In the absence of much evidence, Indian commentators are minded to blame a proven foe, Pakistan. Over the course of a 60-year rivalry, its military spooks have made skilful use of Islamist militants against India, in Kashmir and elsewhere. It seems inconceivable that they would not still keep tabs on these zealots, even if they are not actively controlling them—as many in India believe that they are.
Recent events elsewhere have encouraged this view.
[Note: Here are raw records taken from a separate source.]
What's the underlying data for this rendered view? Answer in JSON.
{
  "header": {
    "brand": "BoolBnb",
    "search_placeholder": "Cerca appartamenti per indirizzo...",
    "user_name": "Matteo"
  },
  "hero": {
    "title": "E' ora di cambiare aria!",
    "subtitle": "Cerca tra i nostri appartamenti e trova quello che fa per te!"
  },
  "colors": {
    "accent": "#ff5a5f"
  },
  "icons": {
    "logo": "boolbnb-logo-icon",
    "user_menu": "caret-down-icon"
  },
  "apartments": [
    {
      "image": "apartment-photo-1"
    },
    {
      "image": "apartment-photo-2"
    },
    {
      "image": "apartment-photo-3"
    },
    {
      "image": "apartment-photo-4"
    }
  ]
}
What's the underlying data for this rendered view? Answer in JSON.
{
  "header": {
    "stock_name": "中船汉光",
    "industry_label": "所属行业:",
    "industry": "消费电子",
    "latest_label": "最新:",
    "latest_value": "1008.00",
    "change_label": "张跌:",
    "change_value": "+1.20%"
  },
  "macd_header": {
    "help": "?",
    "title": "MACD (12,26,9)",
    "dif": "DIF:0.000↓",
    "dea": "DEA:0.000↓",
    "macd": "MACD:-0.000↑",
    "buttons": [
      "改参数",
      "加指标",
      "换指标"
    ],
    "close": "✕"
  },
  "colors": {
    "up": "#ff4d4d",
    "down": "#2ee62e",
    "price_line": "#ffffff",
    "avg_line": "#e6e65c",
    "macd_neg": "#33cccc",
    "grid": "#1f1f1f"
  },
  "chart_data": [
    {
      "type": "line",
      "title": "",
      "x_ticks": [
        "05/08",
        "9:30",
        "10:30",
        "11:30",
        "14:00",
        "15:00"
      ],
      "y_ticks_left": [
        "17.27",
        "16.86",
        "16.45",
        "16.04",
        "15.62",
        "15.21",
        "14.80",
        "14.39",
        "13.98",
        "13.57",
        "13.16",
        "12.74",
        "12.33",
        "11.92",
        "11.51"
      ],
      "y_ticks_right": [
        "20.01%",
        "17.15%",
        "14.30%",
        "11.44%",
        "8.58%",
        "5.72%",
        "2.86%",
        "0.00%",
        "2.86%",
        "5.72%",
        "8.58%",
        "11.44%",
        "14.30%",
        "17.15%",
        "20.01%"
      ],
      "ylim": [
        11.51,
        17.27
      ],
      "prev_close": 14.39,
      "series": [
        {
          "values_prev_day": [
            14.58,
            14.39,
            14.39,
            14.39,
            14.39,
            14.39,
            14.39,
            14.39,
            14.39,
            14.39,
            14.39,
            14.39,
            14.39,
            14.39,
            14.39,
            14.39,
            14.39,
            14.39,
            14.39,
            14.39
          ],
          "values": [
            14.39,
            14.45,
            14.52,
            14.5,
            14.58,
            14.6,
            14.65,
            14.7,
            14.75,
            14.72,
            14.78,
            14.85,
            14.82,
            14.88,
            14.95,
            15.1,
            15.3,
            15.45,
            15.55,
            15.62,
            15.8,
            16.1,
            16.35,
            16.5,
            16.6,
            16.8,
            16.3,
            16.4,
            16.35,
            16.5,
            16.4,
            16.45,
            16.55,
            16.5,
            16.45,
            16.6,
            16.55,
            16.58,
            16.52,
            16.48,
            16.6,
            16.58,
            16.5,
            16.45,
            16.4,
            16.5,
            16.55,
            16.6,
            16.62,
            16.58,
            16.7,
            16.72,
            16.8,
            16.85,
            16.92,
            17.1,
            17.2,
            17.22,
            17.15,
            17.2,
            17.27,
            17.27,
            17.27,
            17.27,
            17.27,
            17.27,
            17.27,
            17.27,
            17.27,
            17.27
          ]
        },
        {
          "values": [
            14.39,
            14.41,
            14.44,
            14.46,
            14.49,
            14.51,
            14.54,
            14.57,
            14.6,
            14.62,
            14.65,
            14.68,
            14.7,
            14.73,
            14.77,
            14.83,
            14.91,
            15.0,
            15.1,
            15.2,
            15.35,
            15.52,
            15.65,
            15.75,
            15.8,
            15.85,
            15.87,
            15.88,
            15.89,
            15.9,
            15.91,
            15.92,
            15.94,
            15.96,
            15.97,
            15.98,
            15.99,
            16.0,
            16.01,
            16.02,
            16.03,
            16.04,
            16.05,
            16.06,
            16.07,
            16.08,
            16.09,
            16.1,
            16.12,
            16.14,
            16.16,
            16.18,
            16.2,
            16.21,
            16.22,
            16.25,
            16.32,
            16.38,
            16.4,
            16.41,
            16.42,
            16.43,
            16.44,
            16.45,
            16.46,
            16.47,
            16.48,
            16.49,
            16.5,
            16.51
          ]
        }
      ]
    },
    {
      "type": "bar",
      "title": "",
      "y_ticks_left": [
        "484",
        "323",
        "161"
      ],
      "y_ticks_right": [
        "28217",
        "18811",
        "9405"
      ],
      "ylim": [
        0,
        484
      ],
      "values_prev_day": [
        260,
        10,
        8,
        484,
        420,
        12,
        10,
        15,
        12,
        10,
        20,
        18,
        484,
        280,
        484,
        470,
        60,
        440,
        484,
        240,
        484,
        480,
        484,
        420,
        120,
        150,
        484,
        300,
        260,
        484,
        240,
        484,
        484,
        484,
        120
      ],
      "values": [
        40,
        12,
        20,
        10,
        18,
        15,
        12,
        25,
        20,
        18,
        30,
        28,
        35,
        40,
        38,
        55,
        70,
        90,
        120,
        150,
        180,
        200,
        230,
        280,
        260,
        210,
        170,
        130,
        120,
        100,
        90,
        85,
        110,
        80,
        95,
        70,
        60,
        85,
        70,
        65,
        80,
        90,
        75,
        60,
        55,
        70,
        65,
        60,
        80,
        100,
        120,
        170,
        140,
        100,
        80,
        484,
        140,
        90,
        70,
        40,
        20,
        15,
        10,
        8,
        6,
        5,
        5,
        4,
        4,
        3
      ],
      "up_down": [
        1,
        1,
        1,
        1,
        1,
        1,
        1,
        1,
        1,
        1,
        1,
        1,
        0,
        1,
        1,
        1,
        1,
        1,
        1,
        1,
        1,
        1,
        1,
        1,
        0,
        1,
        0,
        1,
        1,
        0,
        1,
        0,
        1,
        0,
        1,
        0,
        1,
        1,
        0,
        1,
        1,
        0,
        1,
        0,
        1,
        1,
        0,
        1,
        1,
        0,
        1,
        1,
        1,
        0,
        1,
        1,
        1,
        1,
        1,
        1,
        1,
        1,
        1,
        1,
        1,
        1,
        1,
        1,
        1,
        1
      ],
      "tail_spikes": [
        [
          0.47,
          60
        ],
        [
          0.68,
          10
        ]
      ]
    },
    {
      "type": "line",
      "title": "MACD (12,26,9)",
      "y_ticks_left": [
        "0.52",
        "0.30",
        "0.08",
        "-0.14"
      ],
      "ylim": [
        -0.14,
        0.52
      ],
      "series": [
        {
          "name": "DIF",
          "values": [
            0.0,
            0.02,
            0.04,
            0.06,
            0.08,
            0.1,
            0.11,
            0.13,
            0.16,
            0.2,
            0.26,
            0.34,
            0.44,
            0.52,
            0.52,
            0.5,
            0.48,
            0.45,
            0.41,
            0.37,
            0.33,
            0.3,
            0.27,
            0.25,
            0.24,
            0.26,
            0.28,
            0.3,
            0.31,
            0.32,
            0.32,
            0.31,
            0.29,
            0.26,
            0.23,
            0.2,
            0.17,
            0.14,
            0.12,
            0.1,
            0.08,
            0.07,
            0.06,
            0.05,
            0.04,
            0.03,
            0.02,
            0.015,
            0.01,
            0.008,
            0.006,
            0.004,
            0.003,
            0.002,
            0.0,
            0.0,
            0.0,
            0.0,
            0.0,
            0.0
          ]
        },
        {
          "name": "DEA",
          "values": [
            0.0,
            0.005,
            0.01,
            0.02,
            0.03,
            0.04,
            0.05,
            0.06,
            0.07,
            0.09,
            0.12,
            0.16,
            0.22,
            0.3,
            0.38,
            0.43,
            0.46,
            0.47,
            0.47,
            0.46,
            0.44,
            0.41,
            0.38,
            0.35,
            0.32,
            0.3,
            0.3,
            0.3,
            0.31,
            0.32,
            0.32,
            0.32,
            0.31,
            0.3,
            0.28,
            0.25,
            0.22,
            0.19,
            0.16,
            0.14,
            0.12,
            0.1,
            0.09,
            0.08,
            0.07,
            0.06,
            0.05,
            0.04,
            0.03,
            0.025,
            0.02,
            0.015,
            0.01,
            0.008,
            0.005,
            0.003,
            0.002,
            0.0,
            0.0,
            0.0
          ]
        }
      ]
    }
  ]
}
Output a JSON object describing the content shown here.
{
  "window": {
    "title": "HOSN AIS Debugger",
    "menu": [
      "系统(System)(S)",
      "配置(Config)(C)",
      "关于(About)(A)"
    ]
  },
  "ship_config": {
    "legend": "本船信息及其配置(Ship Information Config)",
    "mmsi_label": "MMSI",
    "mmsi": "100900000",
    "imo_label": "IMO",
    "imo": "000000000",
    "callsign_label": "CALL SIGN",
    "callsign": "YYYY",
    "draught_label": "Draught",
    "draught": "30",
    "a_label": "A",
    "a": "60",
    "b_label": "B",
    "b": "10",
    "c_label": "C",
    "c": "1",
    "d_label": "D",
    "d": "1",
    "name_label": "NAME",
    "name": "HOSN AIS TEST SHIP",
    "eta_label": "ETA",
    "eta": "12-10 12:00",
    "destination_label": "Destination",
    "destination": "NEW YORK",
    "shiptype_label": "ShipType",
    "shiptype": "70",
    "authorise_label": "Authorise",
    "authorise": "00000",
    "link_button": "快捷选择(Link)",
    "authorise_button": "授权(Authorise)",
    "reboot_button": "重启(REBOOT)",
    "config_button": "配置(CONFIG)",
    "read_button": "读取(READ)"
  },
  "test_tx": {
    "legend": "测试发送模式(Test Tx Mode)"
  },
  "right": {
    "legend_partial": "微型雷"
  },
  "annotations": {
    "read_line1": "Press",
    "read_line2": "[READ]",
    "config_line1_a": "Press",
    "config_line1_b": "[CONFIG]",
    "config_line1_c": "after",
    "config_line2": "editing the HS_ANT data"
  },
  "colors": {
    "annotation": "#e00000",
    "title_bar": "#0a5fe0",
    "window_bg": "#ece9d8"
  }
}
A suicide bomber attacked India’s embassy in Kabul in June, killing 41, including an Indian diplomat and an army general. Afghanistan and India openly accused Pakistan’s Inter-Services Intelligence (ISI) agency of the crime. And on July 28th and 29th Indian and Pakistani troops fought a 16-hour battle along the front-line bisecting Kashmir. Naturally, both sides blamed the other for starting the fight. India, which claimed to have killed Pakistani soldiers and lost one of its own, said this was the worst fighting between the two rivals since 2003.
In a time of redoubled instability in Pakistan, senior Indians fear the ISI may be trying to impose an outworn belligerent foreign policy on Mr Gilani’s tottering government. That could spell peril for the countries’ hopeful—though stalled—four-year-old peace process, which would be tragic for both.